Thursday, February 22, 2018

A Bayesian Coin Flip

Anyone who's spent any time at all with the scientific literature has encountered the phrase "Bayesian statistics." What's that all about?  How can there be more than one kind of statistics? Isn't statistics just a branch of mathematics, where everything is cut and dried? Alas, no. In his book Numerical Recipes, Bill Press describes statistics as "that gray area which is as surely not a branch of mathematics as it is neither a branch of science." Statistics is all about using data to derive conclusions, but there's no single "right" way to do this. So the world of statistics resembles Europe during the Reformation, divided into various factions and sects, one of these being the Cult of the Bayesians. The key idea of Bayesian statistics is that one needs to incorporate prior assumptions about reality into any modeling of data.

Here's an example.  Suppose that Alfred flips a coin 20 times, and he gets 20 heads in a row (this is very unlikely -- the probability of 20 heads in a row is less than one in two million).

Now Alfred flips the coin one more time. What is the probability that this coin flip will come up heads?  Is it

(A) Less than 1/2?  Alfred has used up all the heads.
(B) Exactly 1/2?  Past performance tells you nothing about future returns.
(C) Greater than 1/2?  Alfred is on a roll!

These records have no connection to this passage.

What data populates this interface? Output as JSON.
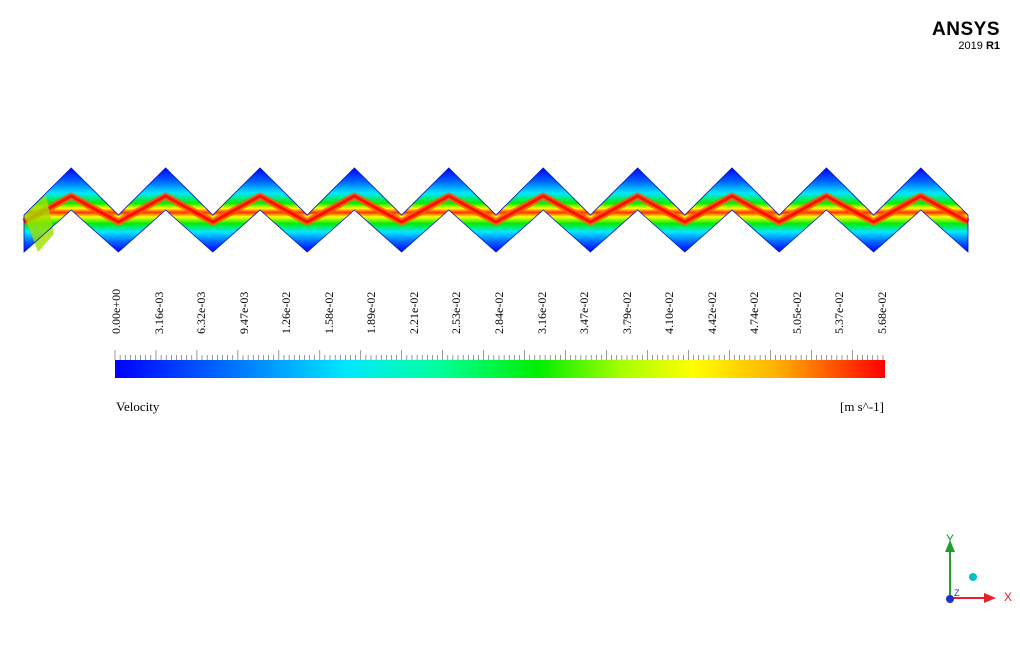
{
  "logo": {
    "brand": "ANSYS",
    "version_year": "2019",
    "version_release": "R1"
  },
  "legend": {
    "variable": "Velocity",
    "unit": "[m s^-1]",
    "ticks": [
      "0.00e+00",
      "3.16e-03",
      "6.32e-03",
      "9.47e-03",
      "1.26e-02",
      "1.58e-02",
      "1.89e-02",
      "2.21e-02",
      "2.53e-02",
      "2.84e-02",
      "3.16e-02",
      "3.47e-02",
      "3.79e-02",
      "4.10e-02",
      "4.42e-02",
      "4.74e-02",
      "5.05e-02",
      "5.37e-02",
      "5.68e-02"
    ],
    "colormap": [
      "#0000ff",
      "#00e8ff",
      "#00ee00",
      "#ffff00",
      "#ff0000"
    ]
  },
  "channel": {
    "zigzag_periods": 10
  },
  "axes": {
    "x": "X",
    "y": "Y",
    "z": "Z",
    "x_color": "#e8202a",
    "y_color": "#1fa02a",
    "z_color": "#1c2fd6"
  }
}
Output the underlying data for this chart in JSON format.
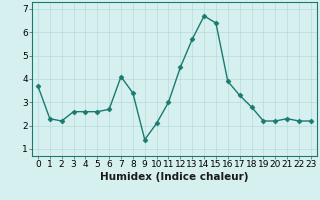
{
  "x": [
    0,
    1,
    2,
    3,
    4,
    5,
    6,
    7,
    8,
    9,
    10,
    11,
    12,
    13,
    14,
    15,
    16,
    17,
    18,
    19,
    20,
    21,
    22,
    23
  ],
  "y": [
    3.7,
    2.3,
    2.2,
    2.6,
    2.6,
    2.6,
    2.7,
    4.1,
    3.4,
    1.4,
    2.1,
    3.0,
    4.5,
    5.7,
    6.7,
    6.4,
    3.9,
    3.3,
    2.8,
    2.2,
    2.2,
    2.3,
    2.2,
    2.2
  ],
  "line_color": "#1a7a6e",
  "marker": "D",
  "marker_size": 2.5,
  "bg_color": "#d6f0f0",
  "grid_color": "#b8dada",
  "xlabel": "Humidex (Indice chaleur)",
  "xlim": [
    -0.5,
    23.5
  ],
  "ylim": [
    0.7,
    7.3
  ],
  "yticks": [
    1,
    2,
    3,
    4,
    5,
    6,
    7
  ],
  "xticks": [
    0,
    1,
    2,
    3,
    4,
    5,
    6,
    7,
    8,
    9,
    10,
    11,
    12,
    13,
    14,
    15,
    16,
    17,
    18,
    19,
    20,
    21,
    22,
    23
  ],
  "xlabel_fontsize": 7.5,
  "tick_fontsize": 6.5,
  "spine_color": "#1a7a6e"
}
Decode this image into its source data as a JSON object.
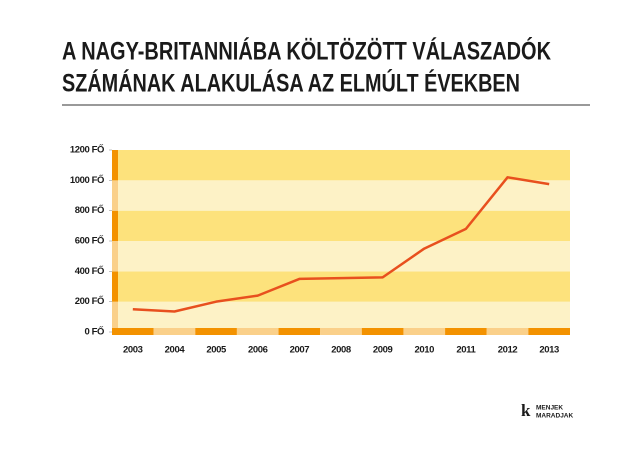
{
  "chart_data": {
    "type": "line",
    "title": [
      "A NAGY-BRITANNIÁBA KÖLTÖZÖTT VÁLASZADÓK",
      "SZÁMÁNAK ALAKULÁSA AZ ELMÚLT ÉVEKBEN"
    ],
    "categories": [
      "2003",
      "2004",
      "2005",
      "2006",
      "2007",
      "2008",
      "2009",
      "2010",
      "2011",
      "2012",
      "2013"
    ],
    "values": [
      150,
      135,
      200,
      240,
      350,
      355,
      360,
      550,
      680,
      1020,
      975
    ],
    "color": "#e8501e",
    "ylim": [
      0,
      1200
    ],
    "yticks": [
      {
        "value": 0,
        "label": "0 FŐ"
      },
      {
        "value": 200,
        "label": "200 FŐ"
      },
      {
        "value": 400,
        "label": "400 FŐ"
      },
      {
        "value": 600,
        "label": "600 FŐ"
      },
      {
        "value": 800,
        "label": "800 FŐ"
      },
      {
        "value": 1000,
        "label": "1000 FŐ"
      },
      {
        "value": 1200,
        "label": "1200 FŐ"
      }
    ],
    "logo": {
      "mark": "k",
      "lines": [
        "MENJEK",
        "MARADJAK"
      ]
    }
  }
}
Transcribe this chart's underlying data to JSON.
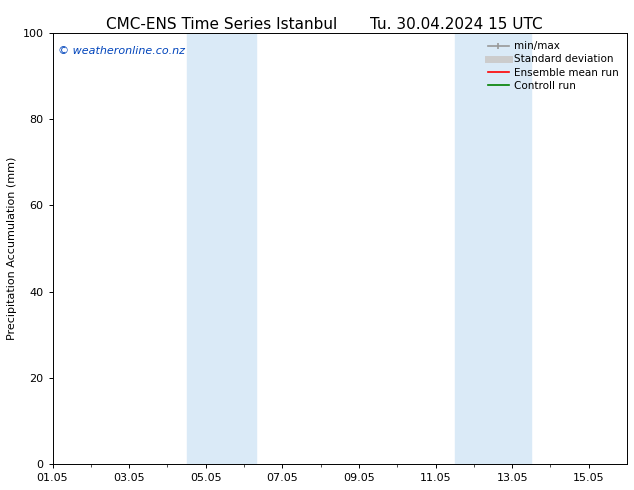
{
  "title_left": "CMC-ENS Time Series Istanbul",
  "title_right": "Tu. 30.04.2024 15 UTC",
  "ylabel": "Precipitation Accumulation (mm)",
  "ylim": [
    0,
    100
  ],
  "yticks": [
    0,
    20,
    40,
    60,
    80,
    100
  ],
  "xtick_labels": [
    "01.05",
    "03.05",
    "05.05",
    "07.05",
    "09.05",
    "11.05",
    "13.05",
    "15.05"
  ],
  "xtick_positions": [
    0,
    2,
    4,
    6,
    8,
    10,
    12,
    14
  ],
  "xlim": [
    0,
    15
  ],
  "shaded_bands": [
    {
      "x_start": 3.5,
      "x_end": 5.3,
      "color": "#daeaf7"
    },
    {
      "x_start": 10.5,
      "x_end": 12.5,
      "color": "#daeaf7"
    }
  ],
  "watermark_text": "© weatheronline.co.nz",
  "watermark_color": "#0044bb",
  "watermark_fontsize": 8,
  "legend_items": [
    {
      "label": "min/max",
      "color": "#aaaaaa",
      "lw": 1.2
    },
    {
      "label": "Standard deviation",
      "color": "#cccccc",
      "lw": 5
    },
    {
      "label": "Ensemble mean run",
      "color": "red",
      "lw": 1.2
    },
    {
      "label": "Controll run",
      "color": "green",
      "lw": 1.2
    }
  ],
  "background_color": "#ffffff",
  "title_fontsize": 11,
  "axis_fontsize": 8,
  "tick_fontsize": 8,
  "legend_fontsize": 7.5
}
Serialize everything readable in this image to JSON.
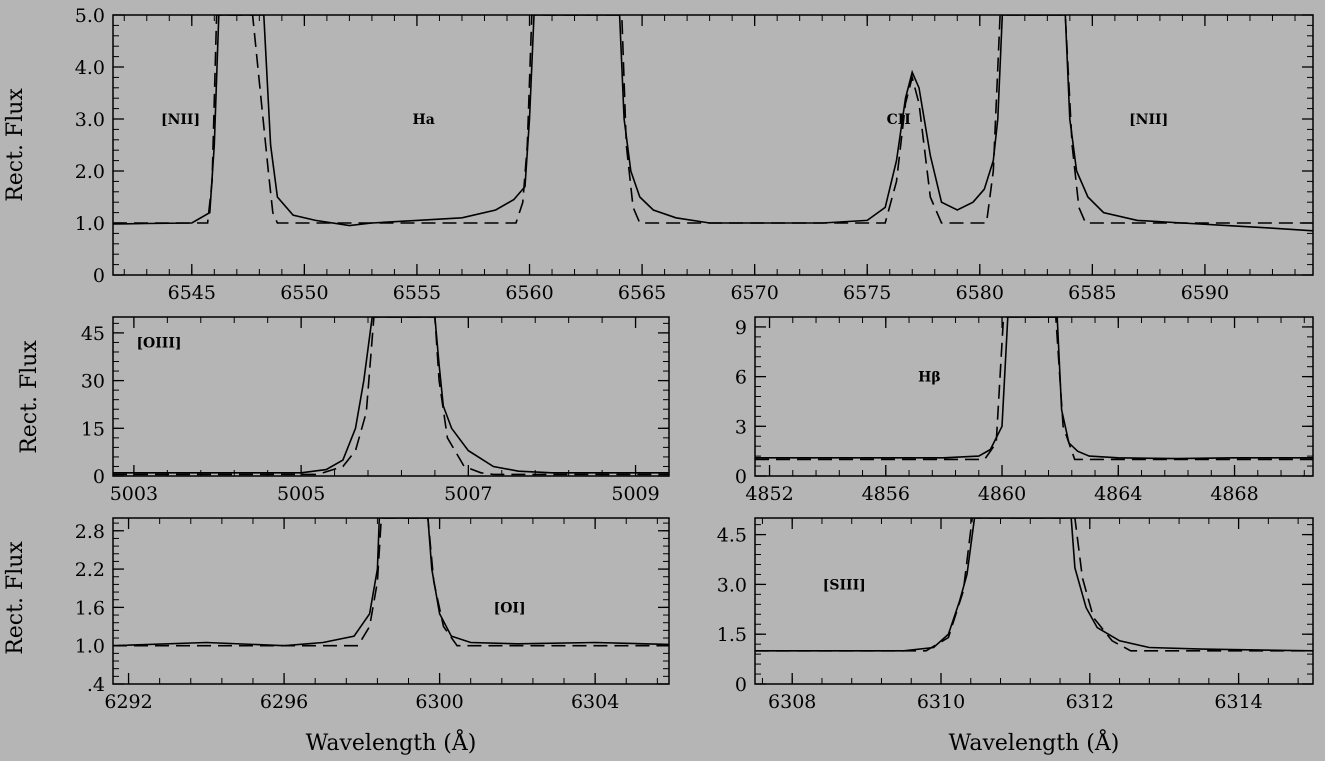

A classical statistician would have to answer (B). In fact, any other answer would be considered a prototypical fallacy about probabilities. But what about a Bayesian statistician? I think a Bayesian would have to answer (C). Why? Because if Alfred gets 20 heads in a row, there's a good chance he's cheating and using a 2-headed coin! Of course, I am grossly oversimplifying here, but that's what the internet is for.


Unknown said...

Even if Alfred isn't cheating, there is a good chance that the coin is not exactly 50/50. In fact, it is hard to create anything that has precise odds (even something like a QM Stern Gerlach needs to be measured and we must assume that the ability of each side to measure is the same). So if the true probability of heads has some distribution around 0.5 with maybe a 0.1% uncertainty, then we would conclude after 20 heads that we were on the higher side.

Robert Scherrer said...

I think the moral is that you should not engage in any games of chance with Alfred under these conditions.